Martin Luther King Jr said in his most famous speech: "I have a dream that my four little children will one day live in a
nation where they will not be judged by the color of their skin, but by
the content of their character. I have a dream today!"
Yet you just judged someone by the color of their skin. And you think that's completely ok.
This dream has not yet been fulfilled. People are still being judged by the color of their skin. Such an inconsequential thing as skin pigmentation is used to determine whether using some particular word is objectionable or not, even to such an extent that if a person of the wrong pigmentation uses the word, they may face serious repercussions because of it. Because their skin is of the wrong color...
And this is, apparently, not racism.
It is. And it's hypocrisy.
To understand how absurd this is, suppose that one of that person's parents is black and the other white. Does the person still have "n-word privileges"? What if the person is 1/4 black? 1/8? Where is the line? So we have to go back to the 19th century southern states, where a person was considered black if he is 1/16th black? At what point does the use of the word become objectionable? Do we need to require DNA testing to measure the "blackness" of a person and thus their "n-word privilege" rights?
Or is it a sliding scale? Is the strength of the outrage directly proportional to their whiteness? If he's 1/4 white, then it only deserves a very slight feeling of discomfort, but if he's only 1/8th black, then it's mildly annoying, and if he's only 1/64th black, then it's already quite outrageous? This is just absurd.
If you say that it's not about ethnicity but about culture, then does a black person who has lived their entire lives in a rich family in a rich part of the country, gone to the most prestigious schools, and working on prestigious jobs, still have the "n-word privilege"? Or does he has slightly less of the privilege?
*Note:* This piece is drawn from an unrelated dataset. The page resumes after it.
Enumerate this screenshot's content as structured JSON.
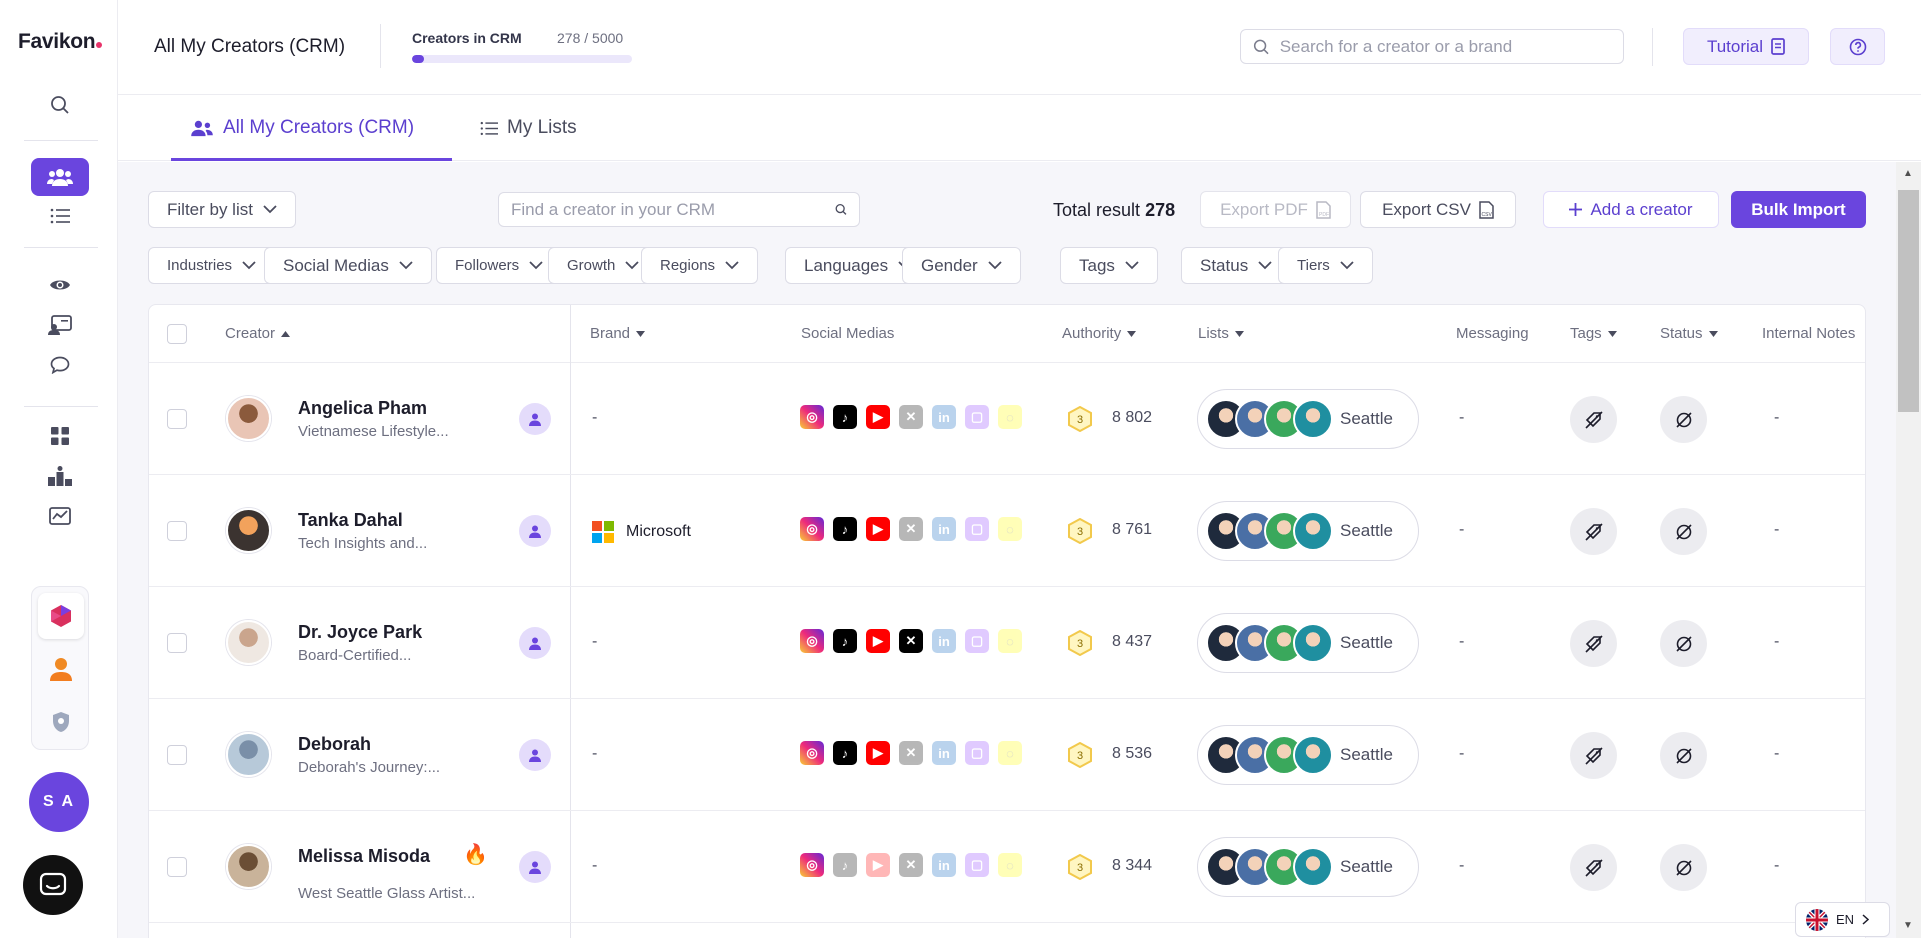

What if a white person has lived all of his life surrounded by the black culture, does he have the "n-word privilege"? No? So it is about ethnicity after all?
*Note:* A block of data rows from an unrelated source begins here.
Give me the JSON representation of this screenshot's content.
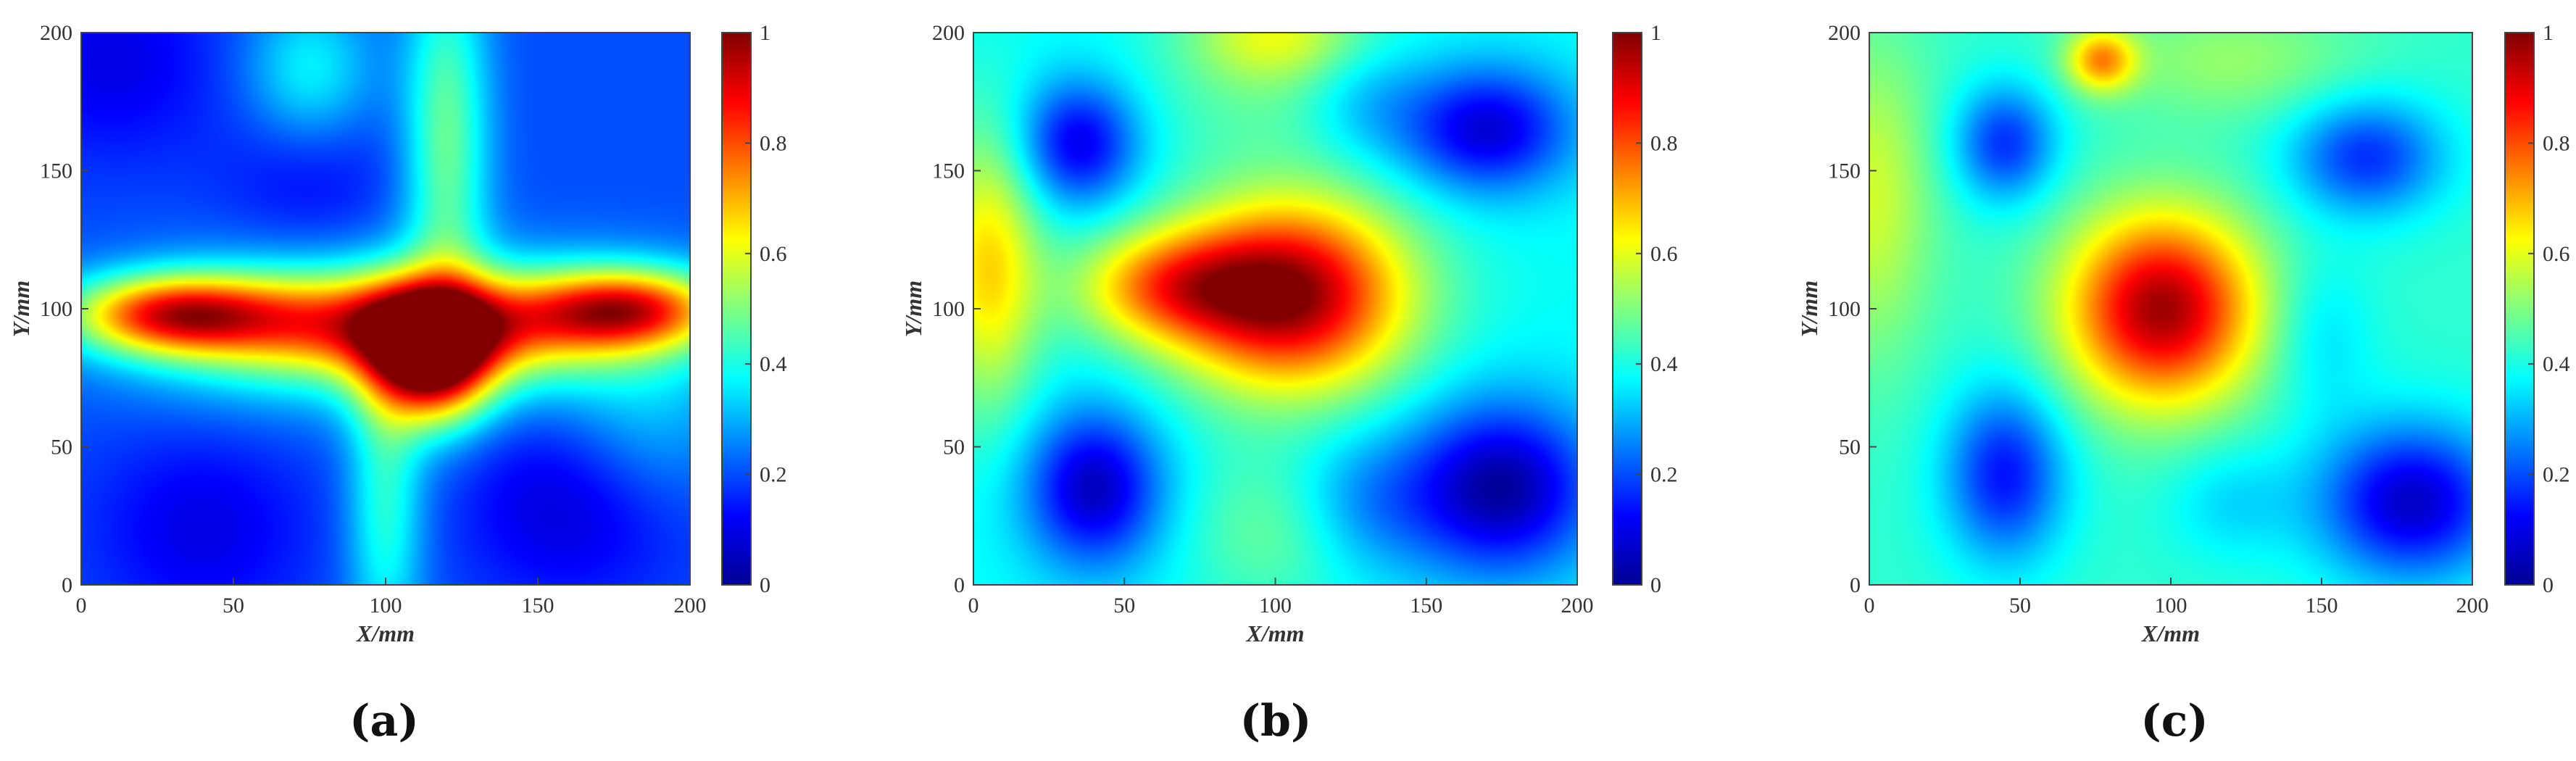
{
  "chart_data": [
    {
      "type": "heatmap",
      "panel_label": "(a)",
      "xlabel": "X/mm",
      "ylabel": "Y/mm",
      "xlim": [
        0,
        200
      ],
      "ylim": [
        0,
        200
      ],
      "xticks": [
        "0",
        "50",
        "100",
        "150",
        "200"
      ],
      "yticks": [
        "0",
        "50",
        "100",
        "150",
        "200"
      ],
      "colorbar": {
        "min": 0,
        "max": 1,
        "ticks": [
          "0",
          "0.2",
          "0.4",
          "0.6",
          "0.8",
          "1"
        ],
        "colormap": "jet"
      },
      "base_value": 0.2,
      "features": [
        {
          "x": 115,
          "y": 82,
          "amp": 0.68,
          "sx": 14,
          "sy": 16
        },
        {
          "x": 108,
          "y": 95,
          "amp": 0.42,
          "sx": 38,
          "sy": 12
        },
        {
          "x": 30,
          "y": 98,
          "amp": 0.56,
          "sx": 24,
          "sy": 10
        },
        {
          "x": 180,
          "y": 100,
          "amp": 0.5,
          "sx": 22,
          "sy": 10
        },
        {
          "x": 70,
          "y": 92,
          "amp": 0.28,
          "sx": 40,
          "sy": 18
        },
        {
          "x": 160,
          "y": 92,
          "amp": 0.25,
          "sx": 40,
          "sy": 18
        },
        {
          "x": 120,
          "y": 160,
          "amp": 0.28,
          "sx": 10,
          "sy": 50
        },
        {
          "x": 100,
          "y": 30,
          "amp": 0.22,
          "sx": 9,
          "sy": 40
        },
        {
          "x": 75,
          "y": 185,
          "amp": 0.18,
          "sx": 15,
          "sy": 20
        },
        {
          "x": 185,
          "y": 55,
          "amp": 0.1,
          "sx": 20,
          "sy": 20
        },
        {
          "x": 10,
          "y": 190,
          "amp": -0.1,
          "sx": 25,
          "sy": 25
        },
        {
          "x": 160,
          "y": 30,
          "amp": -0.12,
          "sx": 25,
          "sy": 25
        },
        {
          "x": 40,
          "y": 20,
          "amp": -0.1,
          "sx": 25,
          "sy": 25
        },
        {
          "x": 75,
          "y": 150,
          "amp": -0.08,
          "sx": 20,
          "sy": 20
        }
      ]
    },
    {
      "type": "heatmap",
      "panel_label": "(b)",
      "xlabel": "X/mm",
      "ylabel": "Y/mm",
      "xlim": [
        0,
        200
      ],
      "ylim": [
        0,
        200
      ],
      "xticks": [
        "0",
        "50",
        "100",
        "150",
        "200"
      ],
      "yticks": [
        "0",
        "50",
        "100",
        "150",
        "200"
      ],
      "colorbar": {
        "min": 0,
        "max": 1,
        "ticks": [
          "0",
          "0.2",
          "0.4",
          "0.6",
          "0.8",
          "1"
        ],
        "colormap": "jet"
      },
      "base_value": 0.38,
      "features": [
        {
          "x": 105,
          "y": 105,
          "amp": 0.6,
          "sx": 27,
          "sy": 24
        },
        {
          "x": 65,
          "y": 108,
          "amp": 0.32,
          "sx": 22,
          "sy": 14
        },
        {
          "x": 5,
          "y": 115,
          "amp": 0.28,
          "sx": 12,
          "sy": 35
        },
        {
          "x": 100,
          "y": 200,
          "amp": 0.18,
          "sx": 20,
          "sy": 12
        },
        {
          "x": 100,
          "y": 20,
          "amp": 0.1,
          "sx": 20,
          "sy": 20
        },
        {
          "x": 100,
          "y": 180,
          "amp": 0.08,
          "sx": 30,
          "sy": 20
        },
        {
          "x": 35,
          "y": 160,
          "amp": -0.28,
          "sx": 14,
          "sy": 16
        },
        {
          "x": 40,
          "y": 35,
          "amp": -0.32,
          "sx": 16,
          "sy": 20
        },
        {
          "x": 170,
          "y": 165,
          "amp": -0.3,
          "sx": 20,
          "sy": 16
        },
        {
          "x": 175,
          "y": 35,
          "amp": -0.35,
          "sx": 22,
          "sy": 22
        },
        {
          "x": 130,
          "y": 175,
          "amp": -0.1,
          "sx": 15,
          "sy": 15
        },
        {
          "x": 130,
          "y": 30,
          "amp": -0.12,
          "sx": 18,
          "sy": 18
        }
      ]
    },
    {
      "type": "heatmap",
      "panel_label": "(c)",
      "xlabel": "X/mm",
      "ylabel": "Y/mm",
      "xlim": [
        0,
        200
      ],
      "ylim": [
        0,
        200
      ],
      "xticks": [
        "0",
        "50",
        "100",
        "150",
        "200"
      ],
      "yticks": [
        "0",
        "50",
        "100",
        "150",
        "200"
      ],
      "colorbar": {
        "min": 0,
        "max": 1,
        "ticks": [
          "0",
          "0.2",
          "0.4",
          "0.6",
          "0.8",
          "1"
        ],
        "colormap": "jet"
      },
      "base_value": 0.42,
      "features": [
        {
          "x": 97,
          "y": 100,
          "amp": 0.55,
          "sx": 22,
          "sy": 24
        },
        {
          "x": 77,
          "y": 190,
          "amp": 0.3,
          "sx": 8,
          "sy": 8
        },
        {
          "x": 0,
          "y": 140,
          "amp": 0.16,
          "sx": 15,
          "sy": 40
        },
        {
          "x": 120,
          "y": 190,
          "amp": 0.1,
          "sx": 30,
          "sy": 15
        },
        {
          "x": 45,
          "y": 160,
          "amp": -0.25,
          "sx": 12,
          "sy": 15
        },
        {
          "x": 45,
          "y": 40,
          "amp": -0.28,
          "sx": 14,
          "sy": 22
        },
        {
          "x": 165,
          "y": 155,
          "amp": -0.25,
          "sx": 18,
          "sy": 15
        },
        {
          "x": 180,
          "y": 30,
          "amp": -0.35,
          "sx": 22,
          "sy": 20
        },
        {
          "x": 120,
          "y": 30,
          "amp": -0.08,
          "sx": 15,
          "sy": 15
        },
        {
          "x": 150,
          "y": 90,
          "amp": -0.08,
          "sx": 12,
          "sy": 20
        }
      ]
    }
  ]
}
Are you going to interview the person who used the word in order to attest how black they are, and what their cultural background is, before you pass judgment? Are you going to DNA-test them to make sure they are not lying? Or are you going to base your judgment based solely on the pigmentation of their skin?
I have a much simpler solution to this conundrum:
How about we start treating people equally regardless of their ethnicity?